Ready Player One by Ernest Cline
A fun-filled virtual reality adventure, this book is a must-read for all ages – but especially those who have a fondness for ’80s culture and video games. Given our overnight shift to a digital world, you’re in a better position than ever to root for Wade Watts as he races against time (and some pretty clever enemies) to solve puzzles, master virtual reality, and save the world.
As Gary wrote last spring, we need to face the hard truth that racial injustice and inequality persist. And, in order to help change that, it’s critical to not only say something about it, but to do something about it. That’s why I’ve added these titles to my reading list:
- How to Be an Antiracist by Ibram X. Kendi – Kendi’s concept of antiracism adds a critical element to the conversation about racial justice in America. Instead of working with the policies and systems that are already built, Kendi asks us to use our imagination to think about what an antiracist society might look like, and how we can play an active role in building it.
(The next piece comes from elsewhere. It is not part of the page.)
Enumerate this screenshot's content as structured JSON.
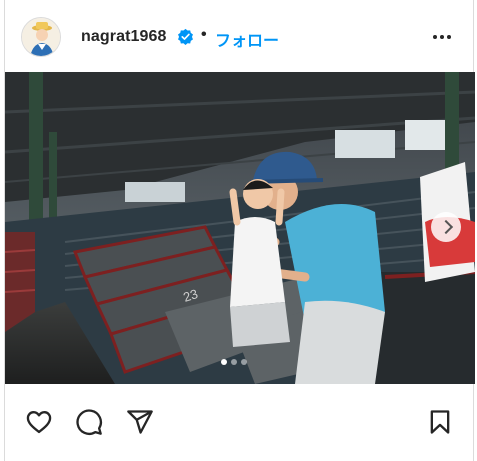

- White Fragility by Robin DiAngelo – The term, coined by DiAngelo in 2011, describes the strong emotions that follow after it is pointed out that a white person has unintentionally caused offense or hurt through their words or actions. DiAngelo showcases how these reactions (anger, fear, guilt, denial, and silence) coalesce to silence people of color and uphold the vicious system of white supremacy. Drawing from decades of experience running racial awareness workshops, DiAngelo paves the way for practical and sustainable action that can lead to lasting change.